Some of the functionality of the application
I had attempted to browse to the "redacted.teslamotors.com" URL but it timed out. It was probably an internal application.
The thing that was very interesting was that live support agents have the capability to send updates out to cars and, most likely, modify configurations of vehicles. My guess was that this application had that functionality based off the different hyperlinks within the DOM.
I didn't attempt this, but it is likely that by incrementing the ID sent to the vitals endpoint, an attacker could pull and modify information about other cars.
If I were an attacker attempting to compromise this I'd probably have to submit a few support requests but I'd eventually be able to learn enough about their environment via viewing the DOM and JavaScript to forge a request to do exactly what I'd want to do.
Reporting
At nearly 2:00 AM in the morning (after driving for 11 hours) I manically wrote a report to the Tesla bug bounty program.

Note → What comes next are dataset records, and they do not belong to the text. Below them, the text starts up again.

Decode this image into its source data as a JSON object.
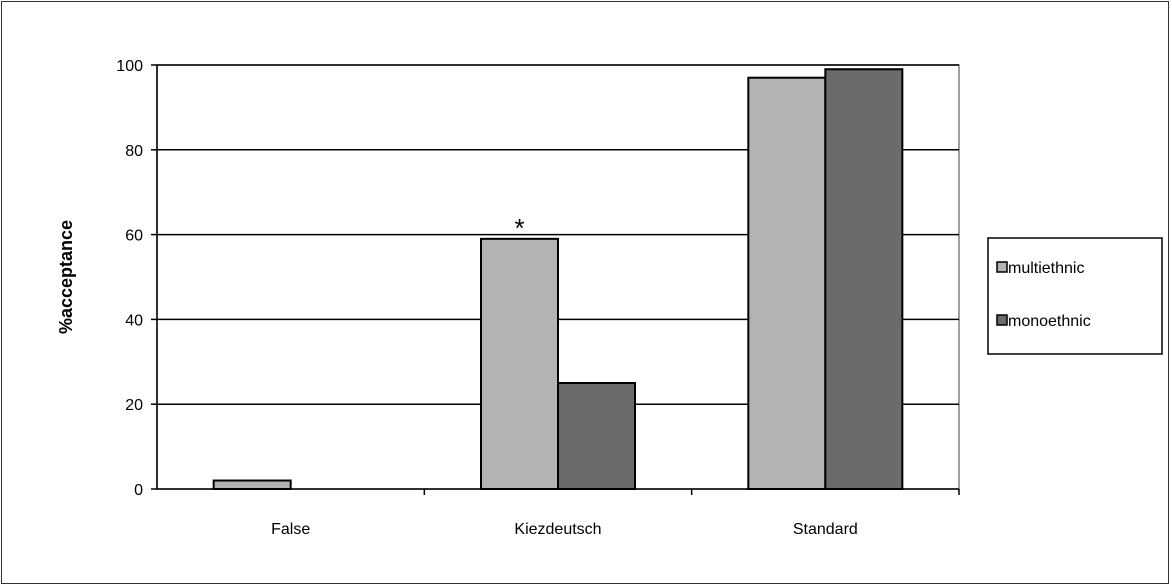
{
  "chart_data": {
    "type": "bar",
    "categories": [
      "False",
      "Kiezdeutsch",
      "Standard"
    ],
    "series": [
      {
        "name": "multiethnic",
        "values": [
          2,
          59,
          97
        ]
      },
      {
        "name": "monoethnic",
        "values": [
          0,
          25,
          99
        ]
      }
    ],
    "ylabel": "%acceptance",
    "xlabel": "",
    "ylim": [
      0,
      100
    ],
    "yticks": [
      0,
      20,
      40,
      60,
      80,
      100
    ],
    "grid": true,
    "legend_position": "right",
    "annotations": [
      {
        "text": "*",
        "category": "Kiezdeutsch"
      }
    ],
    "colors": {
      "multiethnic": "#b3b3b3",
      "monoethnic": "#6b6b6b",
      "axis": "#000000",
      "frame": "#808080"
    }
  }
}
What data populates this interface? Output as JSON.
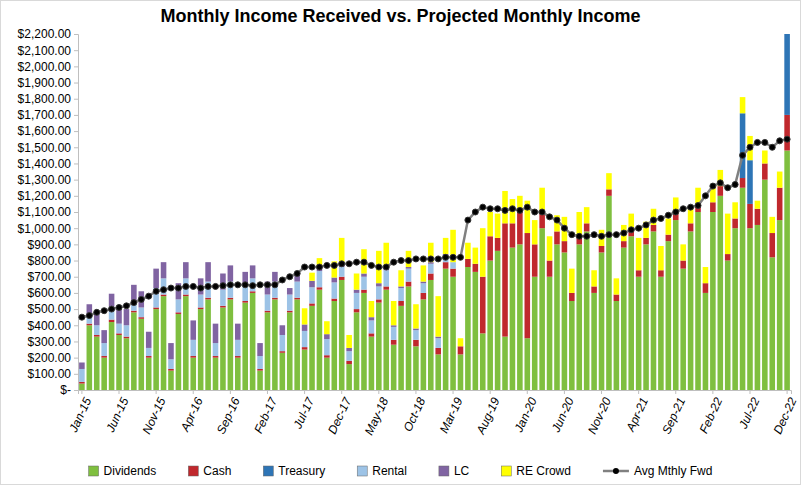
{
  "chart_data": {
    "type": "bar",
    "stacked": true,
    "grid": false,
    "legend": "bottom",
    "title": "Monthly Income Received vs. Projected Monthly Income",
    "categories": [
      "Jan-15",
      null,
      null,
      null,
      null,
      "Jun-15",
      null,
      null,
      null,
      null,
      "Nov-15",
      null,
      null,
      null,
      null,
      "Apr-16",
      null,
      null,
      null,
      null,
      "Sep-16",
      null,
      null,
      null,
      null,
      "Feb-17",
      null,
      null,
      null,
      null,
      "Jul-17",
      null,
      null,
      null,
      null,
      "Dec-17",
      null,
      null,
      null,
      null,
      "May-18",
      null,
      null,
      null,
      null,
      "Oct-18",
      null,
      null,
      null,
      null,
      "Mar-19",
      null,
      null,
      null,
      null,
      "Aug-19",
      null,
      null,
      null,
      null,
      "Jan-20",
      null,
      null,
      null,
      null,
      "Jun-20",
      null,
      null,
      null,
      null,
      "Nov-20",
      null,
      null,
      null,
      null,
      "Apr-21",
      null,
      null,
      null,
      null,
      "Sep-21",
      null,
      null,
      null,
      null,
      "Feb-22",
      null,
      null,
      null,
      null,
      "Jul-22",
      null,
      null,
      null,
      null,
      "Dec-22"
    ],
    "ylim": [
      0,
      2200
    ],
    "yticks": [
      {
        "value": 0,
        "label": "$-"
      },
      {
        "value": 100,
        "label": "$100.00"
      },
      {
        "value": 200,
        "label": "$200.00"
      },
      {
        "value": 300,
        "label": "$300.00"
      },
      {
        "value": 400,
        "label": "$400.00"
      },
      {
        "value": 500,
        "label": "$500.00"
      },
      {
        "value": 600,
        "label": "$600.00"
      },
      {
        "value": 700,
        "label": "$700.00"
      },
      {
        "value": 800,
        "label": "$800.00"
      },
      {
        "value": 900,
        "label": "$900.00"
      },
      {
        "value": 1000,
        "label": "$1,000.00"
      },
      {
        "value": 1100,
        "label": "$1,100.00"
      },
      {
        "value": 1200,
        "label": "$1,200.00"
      },
      {
        "value": 1300,
        "label": "$1,300.00"
      },
      {
        "value": 1400,
        "label": "$1,400.00"
      },
      {
        "value": 1500,
        "label": "$1,500.00"
      },
      {
        "value": 1600,
        "label": "$1,600.00"
      },
      {
        "value": 1700,
        "label": "$1,700.00"
      },
      {
        "value": 1800,
        "label": "$1,800.00"
      },
      {
        "value": 1900,
        "label": "$1,900.00"
      },
      {
        "value": 2000,
        "label": "$2,000.00"
      },
      {
        "value": 2100,
        "label": "$2,100.00"
      },
      {
        "value": 2200,
        "label": "$2,200.00"
      }
    ],
    "series": [
      {
        "name": "Dividends",
        "color": "#7fbf3f",
        "type": "bar",
        "values": [
          40,
          400,
          330,
          200,
          420,
          340,
          320,
          480,
          440,
          200,
          500,
          580,
          120,
          470,
          580,
          200,
          500,
          560,
          200,
          510,
          560,
          200,
          540,
          600,
          120,
          480,
          560,
          230,
          480,
          560,
          250,
          520,
          620,
          200,
          550,
          680,
          160,
          480,
          600,
          330,
          540,
          620,
          280,
          520,
          640,
          270,
          560,
          680,
          220,
          750,
          700,
          220,
          760,
          730,
          350,
          800,
          860,
          330,
          880,
          900,
          320,
          700,
          1000,
          700,
          900,
          850,
          550,
          900,
          980,
          600,
          850,
          1200,
          550,
          880,
          950,
          700,
          900,
          980,
          700,
          920,
          1050,
          750,
          980,
          1100,
          600,
          1100,
          1200,
          800,
          1000,
          1250,
          1000,
          1020,
          1300,
          820,
          1050,
          1480
        ]
      },
      {
        "name": "Cash",
        "color": "#c0282d",
        "type": "bar",
        "values": [
          10,
          10,
          10,
          10,
          15,
          10,
          10,
          10,
          10,
          10,
          10,
          10,
          10,
          10,
          10,
          10,
          10,
          10,
          10,
          10,
          10,
          10,
          10,
          10,
          10,
          10,
          10,
          10,
          10,
          10,
          15,
          15,
          15,
          15,
          15,
          20,
          20,
          20,
          20,
          20,
          20,
          20,
          30,
          30,
          30,
          40,
          40,
          40,
          40,
          40,
          50,
          50,
          50,
          50,
          350,
          150,
          80,
          700,
          150,
          200,
          650,
          200,
          100,
          100,
          80,
          70,
          50,
          50,
          50,
          40,
          40,
          40,
          40,
          40,
          40,
          40,
          40,
          40,
          40,
          40,
          40,
          50,
          50,
          50,
          60,
          60,
          60,
          40,
          60,
          60,
          150,
          100,
          100,
          150,
          200,
          220
        ]
      },
      {
        "name": "Treasury",
        "color": "#2e75b6",
        "type": "bar",
        "values": [
          0,
          0,
          0,
          0,
          0,
          0,
          0,
          0,
          0,
          0,
          0,
          0,
          0,
          0,
          0,
          0,
          0,
          0,
          0,
          0,
          0,
          0,
          0,
          0,
          0,
          0,
          0,
          0,
          0,
          0,
          0,
          0,
          0,
          0,
          0,
          0,
          0,
          0,
          0,
          0,
          0,
          0,
          0,
          0,
          0,
          0,
          0,
          0,
          0,
          0,
          0,
          0,
          0,
          0,
          0,
          0,
          0,
          0,
          0,
          0,
          0,
          0,
          0,
          0,
          0,
          0,
          0,
          0,
          0,
          0,
          0,
          0,
          0,
          0,
          0,
          0,
          0,
          0,
          0,
          0,
          0,
          0,
          0,
          0,
          0,
          0,
          0,
          0,
          0,
          400,
          270,
          0,
          0,
          0,
          0,
          500
        ]
      },
      {
        "name": "Rental",
        "color": "#9dc3e6",
        "type": "bar",
        "values": [
          80,
          60,
          60,
          80,
          80,
          60,
          70,
          60,
          60,
          50,
          120,
          100,
          60,
          80,
          100,
          100,
          80,
          100,
          80,
          100,
          100,
          100,
          100,
          80,
          80,
          100,
          100,
          100,
          100,
          100,
          100,
          100,
          100,
          100,
          100,
          60,
          60,
          100,
          80,
          80,
          80,
          100,
          80,
          80,
          80,
          60,
          60,
          60,
          60,
          40,
          40,
          0,
          0,
          0,
          0,
          0,
          0,
          0,
          0,
          0,
          0,
          0,
          0,
          0,
          0,
          0,
          0,
          0,
          0,
          0,
          0,
          0,
          0,
          0,
          0,
          0,
          0,
          0,
          0,
          0,
          0,
          0,
          0,
          0,
          0,
          0,
          0,
          0,
          0,
          0,
          0,
          0,
          0,
          0,
          0,
          0
        ]
      },
      {
        "name": "LC",
        "color": "#8064a2",
        "type": "bar",
        "values": [
          40,
          60,
          70,
          80,
          80,
          100,
          100,
          100,
          100,
          100,
          120,
          100,
          100,
          100,
          100,
          120,
          100,
          120,
          120,
          100,
          100,
          100,
          80,
          80,
          80,
          80,
          60,
          60,
          40,
          40,
          40,
          40,
          30,
          30,
          30,
          30,
          20,
          20,
          20,
          20,
          20,
          20,
          10,
          10,
          10,
          10,
          10,
          10,
          10,
          10,
          0,
          0,
          0,
          0,
          0,
          0,
          0,
          0,
          0,
          0,
          0,
          0,
          0,
          0,
          0,
          0,
          0,
          0,
          0,
          0,
          0,
          0,
          0,
          0,
          0,
          0,
          0,
          0,
          0,
          0,
          0,
          0,
          0,
          0,
          0,
          0,
          0,
          0,
          0,
          0,
          0,
          0,
          0,
          0,
          0,
          0
        ]
      },
      {
        "name": "RE Crowd",
        "color": "#ffff00",
        "type": "bar",
        "values": [
          0,
          0,
          0,
          0,
          0,
          0,
          0,
          0,
          0,
          0,
          0,
          0,
          0,
          0,
          0,
          0,
          0,
          0,
          0,
          0,
          0,
          0,
          0,
          0,
          0,
          0,
          0,
          0,
          0,
          0,
          100,
          50,
          50,
          80,
          100,
          150,
          80,
          100,
          150,
          100,
          200,
          150,
          150,
          100,
          100,
          150,
          100,
          120,
          250,
          100,
          200,
          50,
          100,
          100,
          300,
          150,
          150,
          200,
          150,
          100,
          200,
          150,
          150,
          150,
          100,
          150,
          150,
          150,
          100,
          100,
          100,
          100,
          100,
          100,
          100,
          200,
          100,
          100,
          150,
          100,
          100,
          100,
          100,
          100,
          100,
          100,
          100,
          250,
          100,
          100,
          150,
          50,
          80,
          100,
          100,
          0
        ]
      },
      {
        "name": "Avg Mthly Fwd",
        "color": "#808080",
        "type": "line",
        "marker": "circle",
        "values": [
          450,
          460,
          480,
          490,
          500,
          510,
          520,
          540,
          560,
          580,
          610,
          620,
          630,
          630,
          640,
          640,
          630,
          640,
          640,
          645,
          650,
          650,
          650,
          645,
          650,
          650,
          650,
          680,
          700,
          720,
          760,
          760,
          760,
          770,
          770,
          780,
          780,
          790,
          790,
          770,
          760,
          760,
          790,
          800,
          800,
          810,
          810,
          810,
          810,
          820,
          820,
          820,
          1050,
          1100,
          1130,
          1120,
          1120,
          1110,
          1120,
          1110,
          1130,
          1100,
          1100,
          1070,
          1050,
          1000,
          960,
          950,
          950,
          960,
          950,
          960,
          960,
          970,
          990,
          1000,
          1020,
          1050,
          1060,
          1080,
          1100,
          1120,
          1130,
          1140,
          1200,
          1260,
          1280,
          1250,
          1270,
          1450,
          1500,
          1530,
          1530,
          1500,
          1540,
          1550
        ]
      }
    ]
  }
}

They triaged it as a P1, commented, and pushed out a hot fix within 12 hours.
I was unable to reproduce it. In about two weeks, they paid out a $10,000 bounty and confirmed my suspicion this was a serious issue.
Looking back, this was a very simple issue but understandably something that could've been overlooked or regressed somehow. Although I'm unsure of the exact impact of the vulnerability, it seems to have been substantial and at the very least would've allowed an attacker to view live information about vehicles and likely customer information.
Timeline
20 Jun 2019 06:27:30 UTC - Reported
20 Jun 2019 20:35:35 UTC - Triaged, hot fix
11 Jul 2019 16:07:59 UTC - Bounty and resolution
On a final note, Tesla's bug bounty program is fantastic. They provide a safe haven for researchers who are in good-faith trying to hack their cars. If you accidentally brick one, they'll even offer support in attempting to fix it.
Thanks to everyone who helped me review this before publishing.